In August, the commissioners approved a mask mandate for county-owned buildings following the guidance of the Centers for Disease Control and Prevention through Oct. 20. The commissioners also voted 2-1 for the mask mandate in August.
The order states that given the CDC's recommendation for people, regardless of vaccination status, to wear masks in indoor public places as the delta variant accelerates COVID-19 infections and state code that gives the commissioners "the obligation supervising the care and custody of all county property." The order will be revisited Nov. 17 at the commissioners' next meeting.
As of Tuesday, the state has reported 2,023 new positive cases and 51 new COVID-19 deaths, for a total of 1,003,647 positive cases and 15,883 deaths as of March 2020, according to the state health department. In Lake County, 94 new positive cases and two new COVID-19 deaths have been reported, for a total of 66,185 total positive cases and 1,159 deaths.
Commissioner Jerry Tippy, a Republican representing the 2nd District, voted against the mask mandate order. He declined to comment as to why he voted against the mask mandate, stating "It's pretty obvious."
Tippy voted against the mask mandate in August, which was added to the agenda at the start of the meeting. At the time, Tippy said he voted against the mandate because he said he wasn't given the order to read, so he didn't want to vote on something without reading it.

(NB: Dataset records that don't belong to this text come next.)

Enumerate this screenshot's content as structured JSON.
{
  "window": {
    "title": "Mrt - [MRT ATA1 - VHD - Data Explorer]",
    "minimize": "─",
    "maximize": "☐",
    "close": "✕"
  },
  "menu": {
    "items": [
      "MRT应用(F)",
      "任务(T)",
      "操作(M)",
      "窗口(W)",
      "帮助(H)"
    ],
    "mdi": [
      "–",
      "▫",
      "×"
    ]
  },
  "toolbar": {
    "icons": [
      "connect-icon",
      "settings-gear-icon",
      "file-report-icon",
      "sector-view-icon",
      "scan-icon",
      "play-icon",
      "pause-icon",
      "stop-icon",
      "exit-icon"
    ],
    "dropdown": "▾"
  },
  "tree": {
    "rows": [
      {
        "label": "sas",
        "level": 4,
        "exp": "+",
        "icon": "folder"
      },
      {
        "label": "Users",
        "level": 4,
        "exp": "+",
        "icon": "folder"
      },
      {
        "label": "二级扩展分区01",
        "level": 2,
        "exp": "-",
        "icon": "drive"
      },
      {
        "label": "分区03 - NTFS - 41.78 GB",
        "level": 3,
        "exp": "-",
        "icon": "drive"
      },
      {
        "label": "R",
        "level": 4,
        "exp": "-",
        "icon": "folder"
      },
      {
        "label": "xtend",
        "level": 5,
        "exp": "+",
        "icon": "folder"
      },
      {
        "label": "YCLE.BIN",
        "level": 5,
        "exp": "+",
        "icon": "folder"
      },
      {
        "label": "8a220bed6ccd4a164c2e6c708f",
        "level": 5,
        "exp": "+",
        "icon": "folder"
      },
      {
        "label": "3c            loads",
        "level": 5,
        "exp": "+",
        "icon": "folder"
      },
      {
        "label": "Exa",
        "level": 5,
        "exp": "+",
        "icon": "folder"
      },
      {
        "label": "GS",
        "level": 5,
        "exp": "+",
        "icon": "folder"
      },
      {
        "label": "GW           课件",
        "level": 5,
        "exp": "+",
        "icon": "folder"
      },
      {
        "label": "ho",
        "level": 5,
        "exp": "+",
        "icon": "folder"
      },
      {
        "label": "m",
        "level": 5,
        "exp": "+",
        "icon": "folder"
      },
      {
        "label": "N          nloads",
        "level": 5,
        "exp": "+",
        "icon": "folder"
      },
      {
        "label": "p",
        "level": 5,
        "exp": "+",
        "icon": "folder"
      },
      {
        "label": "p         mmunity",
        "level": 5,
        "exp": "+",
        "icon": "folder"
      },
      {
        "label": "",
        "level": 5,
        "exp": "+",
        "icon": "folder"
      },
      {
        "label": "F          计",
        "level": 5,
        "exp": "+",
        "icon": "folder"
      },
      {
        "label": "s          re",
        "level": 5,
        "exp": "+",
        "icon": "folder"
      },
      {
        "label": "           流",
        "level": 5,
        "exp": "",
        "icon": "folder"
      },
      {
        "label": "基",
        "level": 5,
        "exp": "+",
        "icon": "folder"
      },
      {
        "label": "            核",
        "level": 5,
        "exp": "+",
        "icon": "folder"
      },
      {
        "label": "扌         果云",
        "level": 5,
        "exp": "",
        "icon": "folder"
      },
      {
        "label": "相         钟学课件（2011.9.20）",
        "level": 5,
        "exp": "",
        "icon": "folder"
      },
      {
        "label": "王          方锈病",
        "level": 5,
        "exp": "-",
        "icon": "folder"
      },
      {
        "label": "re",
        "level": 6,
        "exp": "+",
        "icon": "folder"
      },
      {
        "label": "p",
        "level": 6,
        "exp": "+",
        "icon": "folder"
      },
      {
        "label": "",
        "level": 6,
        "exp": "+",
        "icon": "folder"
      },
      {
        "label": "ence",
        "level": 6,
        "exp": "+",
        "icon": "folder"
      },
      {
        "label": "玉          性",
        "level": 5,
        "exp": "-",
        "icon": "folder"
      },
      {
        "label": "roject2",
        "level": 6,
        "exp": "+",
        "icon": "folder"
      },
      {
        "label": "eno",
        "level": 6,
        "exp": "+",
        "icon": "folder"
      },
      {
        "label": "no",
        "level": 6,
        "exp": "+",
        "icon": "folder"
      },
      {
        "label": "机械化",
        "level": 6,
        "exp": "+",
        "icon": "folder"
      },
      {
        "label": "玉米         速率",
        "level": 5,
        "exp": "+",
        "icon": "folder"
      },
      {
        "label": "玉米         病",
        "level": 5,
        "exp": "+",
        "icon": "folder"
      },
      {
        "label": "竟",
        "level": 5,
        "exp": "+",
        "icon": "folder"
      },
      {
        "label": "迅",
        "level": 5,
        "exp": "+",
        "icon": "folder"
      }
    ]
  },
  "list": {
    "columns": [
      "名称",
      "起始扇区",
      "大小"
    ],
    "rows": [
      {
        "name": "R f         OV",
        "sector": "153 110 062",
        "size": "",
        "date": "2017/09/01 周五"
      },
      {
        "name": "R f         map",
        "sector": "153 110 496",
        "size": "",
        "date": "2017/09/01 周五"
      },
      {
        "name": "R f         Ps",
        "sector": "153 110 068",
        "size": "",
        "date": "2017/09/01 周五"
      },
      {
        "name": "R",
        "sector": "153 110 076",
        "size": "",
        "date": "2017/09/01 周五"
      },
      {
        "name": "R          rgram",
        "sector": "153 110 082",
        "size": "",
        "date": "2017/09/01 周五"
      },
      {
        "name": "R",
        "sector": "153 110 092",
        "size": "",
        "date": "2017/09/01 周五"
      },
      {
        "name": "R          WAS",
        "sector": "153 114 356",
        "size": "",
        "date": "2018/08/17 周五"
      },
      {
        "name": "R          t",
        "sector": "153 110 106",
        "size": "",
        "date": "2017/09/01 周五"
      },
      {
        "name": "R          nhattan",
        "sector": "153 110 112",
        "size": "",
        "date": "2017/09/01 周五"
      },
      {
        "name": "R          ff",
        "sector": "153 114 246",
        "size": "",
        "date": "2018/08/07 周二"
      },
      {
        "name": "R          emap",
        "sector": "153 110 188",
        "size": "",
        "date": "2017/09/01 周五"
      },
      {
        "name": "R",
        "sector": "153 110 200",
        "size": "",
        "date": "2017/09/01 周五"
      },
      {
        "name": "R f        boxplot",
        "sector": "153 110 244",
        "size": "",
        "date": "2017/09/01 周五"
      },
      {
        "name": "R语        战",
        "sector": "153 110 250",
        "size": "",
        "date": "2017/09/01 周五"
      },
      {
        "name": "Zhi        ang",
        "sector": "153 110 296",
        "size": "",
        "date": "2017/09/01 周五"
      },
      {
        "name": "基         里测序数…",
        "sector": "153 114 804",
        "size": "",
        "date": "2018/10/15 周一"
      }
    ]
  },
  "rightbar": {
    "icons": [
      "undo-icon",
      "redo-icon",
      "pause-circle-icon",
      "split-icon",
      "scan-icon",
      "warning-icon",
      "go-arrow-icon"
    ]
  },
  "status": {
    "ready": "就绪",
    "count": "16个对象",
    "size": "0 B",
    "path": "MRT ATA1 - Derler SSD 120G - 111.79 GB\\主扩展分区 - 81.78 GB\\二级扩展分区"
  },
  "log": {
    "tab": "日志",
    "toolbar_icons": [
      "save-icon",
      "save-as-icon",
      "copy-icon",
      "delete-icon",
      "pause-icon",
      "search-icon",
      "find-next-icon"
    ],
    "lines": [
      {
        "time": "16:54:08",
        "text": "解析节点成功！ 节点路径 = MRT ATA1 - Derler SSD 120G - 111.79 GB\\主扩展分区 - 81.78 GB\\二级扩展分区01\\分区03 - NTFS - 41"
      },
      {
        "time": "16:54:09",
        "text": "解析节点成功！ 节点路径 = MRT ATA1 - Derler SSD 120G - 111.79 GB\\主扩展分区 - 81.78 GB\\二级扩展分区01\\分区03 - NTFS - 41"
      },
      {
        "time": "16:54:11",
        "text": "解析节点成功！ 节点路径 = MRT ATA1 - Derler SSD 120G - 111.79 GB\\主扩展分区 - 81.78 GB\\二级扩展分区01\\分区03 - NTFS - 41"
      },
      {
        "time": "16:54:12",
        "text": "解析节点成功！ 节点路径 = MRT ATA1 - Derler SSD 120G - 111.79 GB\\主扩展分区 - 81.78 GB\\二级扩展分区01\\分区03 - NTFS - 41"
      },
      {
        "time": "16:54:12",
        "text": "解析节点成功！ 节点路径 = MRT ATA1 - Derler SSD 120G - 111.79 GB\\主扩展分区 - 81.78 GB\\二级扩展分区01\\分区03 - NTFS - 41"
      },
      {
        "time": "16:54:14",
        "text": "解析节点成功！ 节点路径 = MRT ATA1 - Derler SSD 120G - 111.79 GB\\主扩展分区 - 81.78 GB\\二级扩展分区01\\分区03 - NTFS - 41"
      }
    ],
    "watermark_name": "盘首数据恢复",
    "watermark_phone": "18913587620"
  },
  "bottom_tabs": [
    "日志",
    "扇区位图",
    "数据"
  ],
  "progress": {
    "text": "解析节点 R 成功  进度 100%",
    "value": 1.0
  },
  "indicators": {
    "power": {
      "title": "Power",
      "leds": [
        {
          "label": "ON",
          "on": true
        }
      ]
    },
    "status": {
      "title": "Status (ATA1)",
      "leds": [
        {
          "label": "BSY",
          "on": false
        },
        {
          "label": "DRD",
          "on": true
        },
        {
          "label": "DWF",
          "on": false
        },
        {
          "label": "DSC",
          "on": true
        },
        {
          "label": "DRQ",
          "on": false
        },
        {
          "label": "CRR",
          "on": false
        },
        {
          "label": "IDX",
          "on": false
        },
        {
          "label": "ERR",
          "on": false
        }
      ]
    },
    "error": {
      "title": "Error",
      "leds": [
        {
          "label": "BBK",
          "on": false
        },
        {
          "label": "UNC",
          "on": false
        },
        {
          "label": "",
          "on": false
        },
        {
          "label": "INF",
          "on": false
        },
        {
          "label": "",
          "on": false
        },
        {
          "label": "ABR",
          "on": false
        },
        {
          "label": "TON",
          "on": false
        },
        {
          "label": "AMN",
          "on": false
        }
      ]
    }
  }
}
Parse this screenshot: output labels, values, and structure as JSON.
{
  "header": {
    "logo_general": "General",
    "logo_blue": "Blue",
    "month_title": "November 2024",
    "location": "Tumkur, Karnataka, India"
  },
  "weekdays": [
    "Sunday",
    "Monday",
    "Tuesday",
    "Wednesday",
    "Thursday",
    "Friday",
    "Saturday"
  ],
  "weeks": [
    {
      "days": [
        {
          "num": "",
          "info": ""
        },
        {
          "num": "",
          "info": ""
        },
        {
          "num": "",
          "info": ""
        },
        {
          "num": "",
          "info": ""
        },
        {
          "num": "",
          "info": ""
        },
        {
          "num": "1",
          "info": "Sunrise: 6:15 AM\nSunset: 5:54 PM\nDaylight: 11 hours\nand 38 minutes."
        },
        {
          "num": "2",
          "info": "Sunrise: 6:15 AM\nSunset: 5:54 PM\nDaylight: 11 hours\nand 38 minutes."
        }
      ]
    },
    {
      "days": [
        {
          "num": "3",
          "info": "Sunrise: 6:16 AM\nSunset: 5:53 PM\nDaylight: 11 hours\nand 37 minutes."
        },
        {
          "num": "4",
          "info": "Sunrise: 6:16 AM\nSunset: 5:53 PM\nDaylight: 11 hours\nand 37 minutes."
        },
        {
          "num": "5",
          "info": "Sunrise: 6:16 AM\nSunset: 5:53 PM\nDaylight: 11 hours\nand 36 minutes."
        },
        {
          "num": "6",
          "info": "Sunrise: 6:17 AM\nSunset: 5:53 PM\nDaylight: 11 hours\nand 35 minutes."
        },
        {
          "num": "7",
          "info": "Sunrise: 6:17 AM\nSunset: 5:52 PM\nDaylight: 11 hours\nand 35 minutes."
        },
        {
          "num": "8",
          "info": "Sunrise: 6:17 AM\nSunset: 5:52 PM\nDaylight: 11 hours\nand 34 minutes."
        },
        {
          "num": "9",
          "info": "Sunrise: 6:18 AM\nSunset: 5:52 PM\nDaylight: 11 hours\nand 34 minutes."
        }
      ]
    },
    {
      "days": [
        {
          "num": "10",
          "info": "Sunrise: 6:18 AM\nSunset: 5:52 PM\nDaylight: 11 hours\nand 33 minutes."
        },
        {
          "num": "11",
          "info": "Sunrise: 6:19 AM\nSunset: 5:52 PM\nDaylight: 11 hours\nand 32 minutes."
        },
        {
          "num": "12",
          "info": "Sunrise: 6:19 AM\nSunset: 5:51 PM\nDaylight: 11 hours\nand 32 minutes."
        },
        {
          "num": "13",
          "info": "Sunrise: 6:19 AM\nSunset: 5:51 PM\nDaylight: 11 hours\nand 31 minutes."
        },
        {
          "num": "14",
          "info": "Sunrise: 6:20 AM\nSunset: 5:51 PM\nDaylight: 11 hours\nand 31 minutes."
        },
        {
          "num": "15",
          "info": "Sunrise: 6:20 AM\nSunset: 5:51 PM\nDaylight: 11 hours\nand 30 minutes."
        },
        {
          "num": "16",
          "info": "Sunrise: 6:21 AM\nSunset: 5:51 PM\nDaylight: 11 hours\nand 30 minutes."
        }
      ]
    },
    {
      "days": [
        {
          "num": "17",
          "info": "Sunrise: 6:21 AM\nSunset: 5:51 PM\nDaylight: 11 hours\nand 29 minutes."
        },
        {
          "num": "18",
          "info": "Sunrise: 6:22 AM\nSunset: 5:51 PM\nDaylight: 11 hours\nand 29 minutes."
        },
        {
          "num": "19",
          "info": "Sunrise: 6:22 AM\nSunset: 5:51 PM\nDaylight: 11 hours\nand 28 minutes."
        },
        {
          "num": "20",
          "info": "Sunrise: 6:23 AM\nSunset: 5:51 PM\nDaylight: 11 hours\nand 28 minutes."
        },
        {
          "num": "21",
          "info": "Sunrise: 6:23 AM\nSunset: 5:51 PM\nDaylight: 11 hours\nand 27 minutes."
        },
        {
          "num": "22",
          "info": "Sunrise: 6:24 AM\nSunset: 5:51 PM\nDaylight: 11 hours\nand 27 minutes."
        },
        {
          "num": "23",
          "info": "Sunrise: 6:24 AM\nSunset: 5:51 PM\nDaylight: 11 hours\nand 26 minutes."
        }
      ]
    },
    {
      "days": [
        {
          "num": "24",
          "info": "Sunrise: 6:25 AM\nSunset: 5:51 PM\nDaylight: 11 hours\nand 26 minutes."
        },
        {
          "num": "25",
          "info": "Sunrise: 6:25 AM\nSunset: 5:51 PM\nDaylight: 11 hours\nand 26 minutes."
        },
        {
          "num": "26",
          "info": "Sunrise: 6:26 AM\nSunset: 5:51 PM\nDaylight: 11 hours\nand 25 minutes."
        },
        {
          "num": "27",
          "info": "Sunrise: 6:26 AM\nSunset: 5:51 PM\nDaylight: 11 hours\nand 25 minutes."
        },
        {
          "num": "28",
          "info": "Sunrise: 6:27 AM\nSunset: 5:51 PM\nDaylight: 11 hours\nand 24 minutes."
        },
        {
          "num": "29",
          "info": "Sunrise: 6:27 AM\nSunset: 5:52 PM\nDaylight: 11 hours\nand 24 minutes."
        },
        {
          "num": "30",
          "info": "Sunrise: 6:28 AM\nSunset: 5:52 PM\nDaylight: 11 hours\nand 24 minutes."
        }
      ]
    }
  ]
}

"It was just one sentence on an agenda," Tippy said in August.
Board of Commissioners President Michael Repay, D-3rd, said he voted in favor of the mask mandate because "there's still more unknown" around the virus, so it is "easier" to have a mask mandate in place for county-owned buildings to protect those entering and working in the building to stop the spread of the virus.
"It's not a huge inconvenience," Repay said. "It's an easy, little thing we can do."